Pour une théorie générale de l'exploitation
La société actuelle repose en grande partie sur deux piliers enchevêtrés : le mode de production capitaliste et le mode de production patriarcal (ou domestique). L'extorsion du travail – salarié ou non – en est un fondement. Si l'une profite aux capitalistes, l'autre opère au bénéfice des hommes.
Le travail domestique est à la fois une manifestation flagrante de l'inégalité entre les sexes et un défi pour les stratégies d'égalité, car l'action militante y trouve souvent sa limite. En effet, le « partage inégal » des tâches domestiques – un oxymore qui signifie l'absence de partage – ne semble pas contraint, mais le résultat d'arrangements à l'amiable entre deux adultes libres. Or, dès que deux personnes de sexe différent forment un couple et vivent ensemble, la quantité de travail ménager fait par l'homme diminue tandis que celui de la femme augmente. Et le travail gratuit est l'exploitation économique la plus radicale.

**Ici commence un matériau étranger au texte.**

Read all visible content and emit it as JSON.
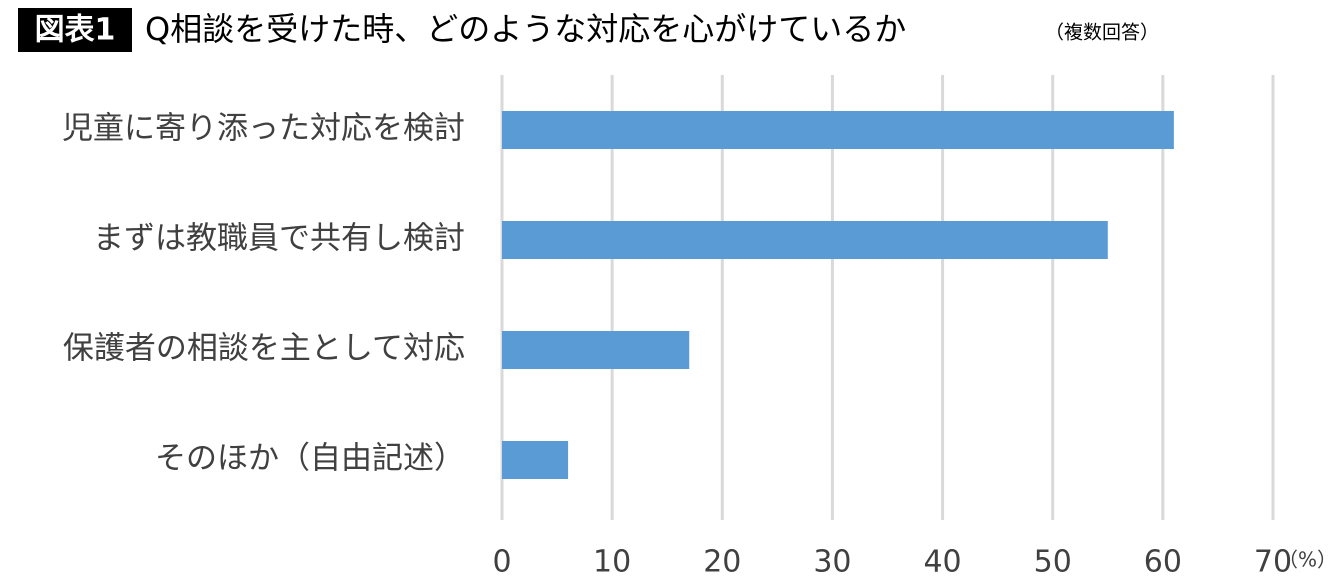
{
  "chart_data": {
    "type": "hbar",
    "badge": "図表1",
    "title": "Q相談を受けた時、どのような対応を心がけているか",
    "subtitle": "（複数回答）",
    "unit_label": "（%）",
    "categories": [
      "児童に寄り添った対応を検討",
      "まずは教職員で共有し検討",
      "保護者の相談を主として対応",
      "そのほか（自由記述）"
    ],
    "values": [
      61,
      55,
      17,
      6
    ],
    "color": "#5b9bd5",
    "xlim": [
      0,
      70
    ],
    "xticks": [
      0,
      10,
      20,
      30,
      40,
      50,
      60,
      70
    ],
    "grid": true
  }
}
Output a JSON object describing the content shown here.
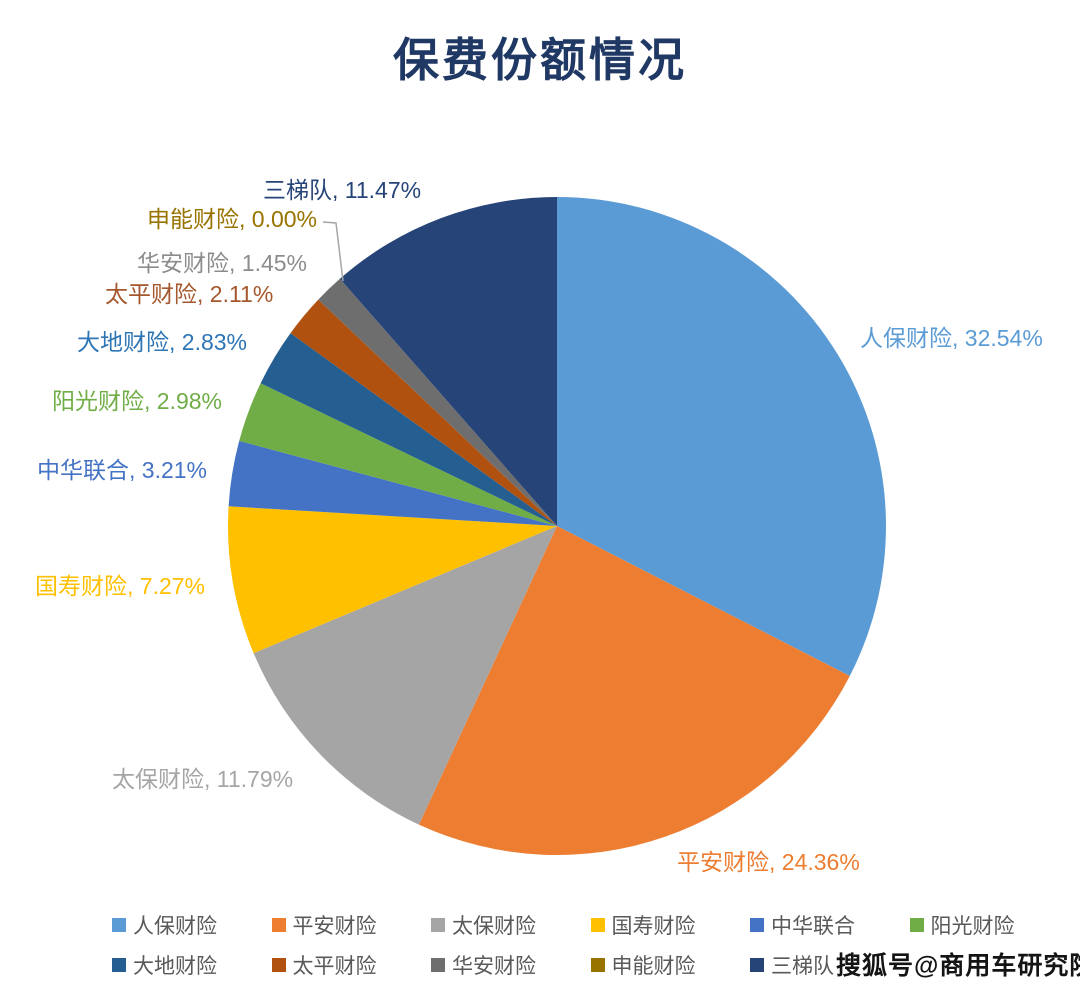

En ne voyant d'exploitation que là où il y a plus-value, la théorie marxiste, qui se voulait de libération, a produit des concepts qui rendent non seulement mal compte de l'exploitation salariale, mais qui sous-estiment également les autres types d'exploitation. Le mode de production capitaliste, dans la mesure où il sert le mode de production patriarcal, n'est pas purement capitaliste, il est également en partie patriarcal. D'où la nécessité de revisiter la théorie marxiste au moyen d'une théorie générale de l'exploitation.